Wednesday, March 16, 2016

Court Administrator: Bogus Paperwork Simulating Official Legal Documents Used In Squatting Scams By So-Called Sovereign Citizens To Make Bogus Ownership Claims To Vacant Homes Creates Undue Burden For Judicial System

In Mecklenberg County, North Carolina, WBTV-Channel 3 reports:
  • The house on Kelly Woods Lane in Piper Glen is back on the market and under contract a week after an accused squatter was convicted in court of several charges.

    The price is nearly $300,000 less than the property tax value, which is likely a reflection of its foreclosure status and the legal battle over ownership.

    A woman named Ninti El-Bey claimed to own the house through documents she said gave her authority under her status as a member of the Moorish Nation.

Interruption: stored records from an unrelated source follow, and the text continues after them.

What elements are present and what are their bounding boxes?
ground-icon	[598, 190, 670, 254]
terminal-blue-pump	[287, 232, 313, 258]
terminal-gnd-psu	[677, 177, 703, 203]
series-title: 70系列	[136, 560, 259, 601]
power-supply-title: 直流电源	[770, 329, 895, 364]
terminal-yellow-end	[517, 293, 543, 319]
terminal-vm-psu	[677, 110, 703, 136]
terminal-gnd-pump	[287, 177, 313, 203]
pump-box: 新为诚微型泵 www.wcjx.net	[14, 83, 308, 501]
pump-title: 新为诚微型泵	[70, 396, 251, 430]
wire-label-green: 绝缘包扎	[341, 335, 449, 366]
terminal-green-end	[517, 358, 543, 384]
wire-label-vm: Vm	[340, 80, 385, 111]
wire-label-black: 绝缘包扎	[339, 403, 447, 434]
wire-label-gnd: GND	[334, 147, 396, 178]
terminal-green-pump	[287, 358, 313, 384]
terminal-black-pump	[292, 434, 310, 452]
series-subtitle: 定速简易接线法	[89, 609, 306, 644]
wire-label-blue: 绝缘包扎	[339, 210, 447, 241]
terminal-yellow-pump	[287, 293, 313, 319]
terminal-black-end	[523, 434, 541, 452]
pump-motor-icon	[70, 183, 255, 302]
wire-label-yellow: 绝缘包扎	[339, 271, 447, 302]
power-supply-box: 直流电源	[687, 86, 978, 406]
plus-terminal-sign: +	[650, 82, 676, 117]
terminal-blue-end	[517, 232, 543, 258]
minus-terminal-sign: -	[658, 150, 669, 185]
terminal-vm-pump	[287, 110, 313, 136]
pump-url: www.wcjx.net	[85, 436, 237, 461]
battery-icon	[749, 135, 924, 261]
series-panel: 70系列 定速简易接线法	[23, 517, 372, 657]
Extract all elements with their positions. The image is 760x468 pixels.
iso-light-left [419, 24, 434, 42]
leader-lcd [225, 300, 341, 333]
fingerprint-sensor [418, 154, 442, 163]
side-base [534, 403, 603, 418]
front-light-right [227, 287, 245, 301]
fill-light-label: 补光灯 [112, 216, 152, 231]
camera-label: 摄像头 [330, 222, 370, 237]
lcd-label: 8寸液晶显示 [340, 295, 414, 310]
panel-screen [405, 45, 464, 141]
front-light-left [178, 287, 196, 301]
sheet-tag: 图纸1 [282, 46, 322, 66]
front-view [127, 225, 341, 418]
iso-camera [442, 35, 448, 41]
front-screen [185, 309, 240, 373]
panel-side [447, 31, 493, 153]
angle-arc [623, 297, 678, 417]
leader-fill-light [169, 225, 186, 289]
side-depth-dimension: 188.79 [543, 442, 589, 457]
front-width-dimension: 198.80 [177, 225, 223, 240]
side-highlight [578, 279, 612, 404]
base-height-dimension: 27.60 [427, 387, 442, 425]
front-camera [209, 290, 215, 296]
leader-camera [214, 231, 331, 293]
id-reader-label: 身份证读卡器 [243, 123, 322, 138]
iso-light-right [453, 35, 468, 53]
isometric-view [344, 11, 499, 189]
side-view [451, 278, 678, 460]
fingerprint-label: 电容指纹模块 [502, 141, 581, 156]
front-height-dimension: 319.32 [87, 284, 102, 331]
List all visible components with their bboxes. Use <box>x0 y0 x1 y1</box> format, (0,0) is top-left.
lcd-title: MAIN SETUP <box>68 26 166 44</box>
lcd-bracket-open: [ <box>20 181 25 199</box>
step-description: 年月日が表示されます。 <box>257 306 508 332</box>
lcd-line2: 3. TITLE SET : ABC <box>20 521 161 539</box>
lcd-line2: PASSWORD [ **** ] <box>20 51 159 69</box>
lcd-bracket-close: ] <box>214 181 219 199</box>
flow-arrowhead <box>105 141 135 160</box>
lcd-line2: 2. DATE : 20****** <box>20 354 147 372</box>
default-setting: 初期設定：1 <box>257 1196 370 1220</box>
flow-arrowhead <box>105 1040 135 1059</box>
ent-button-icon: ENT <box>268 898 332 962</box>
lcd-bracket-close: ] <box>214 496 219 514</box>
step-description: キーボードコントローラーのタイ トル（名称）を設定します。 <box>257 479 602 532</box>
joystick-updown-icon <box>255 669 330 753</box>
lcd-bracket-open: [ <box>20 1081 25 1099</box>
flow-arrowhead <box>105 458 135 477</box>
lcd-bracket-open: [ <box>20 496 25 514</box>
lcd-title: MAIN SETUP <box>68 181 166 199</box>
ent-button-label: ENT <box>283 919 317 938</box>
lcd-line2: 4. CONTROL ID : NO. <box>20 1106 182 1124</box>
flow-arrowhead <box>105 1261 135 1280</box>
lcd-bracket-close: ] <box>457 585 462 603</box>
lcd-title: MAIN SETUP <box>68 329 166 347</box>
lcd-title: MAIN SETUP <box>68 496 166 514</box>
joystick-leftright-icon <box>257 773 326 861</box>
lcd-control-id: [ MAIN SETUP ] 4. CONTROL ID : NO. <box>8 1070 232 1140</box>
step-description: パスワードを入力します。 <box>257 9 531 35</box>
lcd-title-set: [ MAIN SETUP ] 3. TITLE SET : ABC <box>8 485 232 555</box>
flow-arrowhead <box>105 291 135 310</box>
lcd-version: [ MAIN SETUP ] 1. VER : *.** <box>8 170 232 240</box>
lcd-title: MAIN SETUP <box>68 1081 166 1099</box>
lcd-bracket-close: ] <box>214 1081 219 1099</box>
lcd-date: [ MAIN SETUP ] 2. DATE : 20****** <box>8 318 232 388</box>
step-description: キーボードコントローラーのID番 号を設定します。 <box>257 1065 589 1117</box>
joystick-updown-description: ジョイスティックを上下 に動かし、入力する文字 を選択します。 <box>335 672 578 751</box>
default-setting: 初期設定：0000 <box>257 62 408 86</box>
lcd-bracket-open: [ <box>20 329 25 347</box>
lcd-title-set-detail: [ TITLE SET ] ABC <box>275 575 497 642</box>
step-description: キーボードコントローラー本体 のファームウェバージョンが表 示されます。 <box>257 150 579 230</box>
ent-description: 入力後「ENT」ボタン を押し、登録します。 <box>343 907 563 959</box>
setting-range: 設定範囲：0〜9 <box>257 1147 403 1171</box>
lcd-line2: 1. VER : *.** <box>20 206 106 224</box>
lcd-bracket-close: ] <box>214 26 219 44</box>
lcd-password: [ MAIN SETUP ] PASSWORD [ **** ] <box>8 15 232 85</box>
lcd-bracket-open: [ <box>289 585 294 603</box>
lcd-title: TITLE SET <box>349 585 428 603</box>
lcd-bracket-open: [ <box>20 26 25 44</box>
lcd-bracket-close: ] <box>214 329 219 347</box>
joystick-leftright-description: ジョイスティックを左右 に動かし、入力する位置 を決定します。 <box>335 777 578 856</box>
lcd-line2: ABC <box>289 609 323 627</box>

    El Bey came to court with a stack of papers and a plan to prove ownership during her trial last week at the Mecklenburg County Courthouse. She faced several charges, including trespassing and breaking and entering.

    Her documents may have been legally meaningless, but the court process was real.

    “I am following the laws, just because they don't know the laws in which I stand, they will soon find out,” said El-Bey, talking about court officials at a previous hearing.

    Instead, her defense failed after a six-month court battle and a six-hour trial.

    It's definitely a burden on a system that is already over burdened,” said Court Administrator Charles Keller.

    Keller says court officials receive state training on how to handle what some call “paper terrorism” by defendants who claim to be a sovereign citizen, often members of the Moorish Nation.

    He says cases come up at least once a week. Often they involve petty charges and huge amount of paperwork. One person even wrote a letter demanding a fee of $10,000 a day for jury duty.

    “They all pretty much share the same ideology that they do not recognize state, federal, or local government as having any type of authority over them,” says Keller.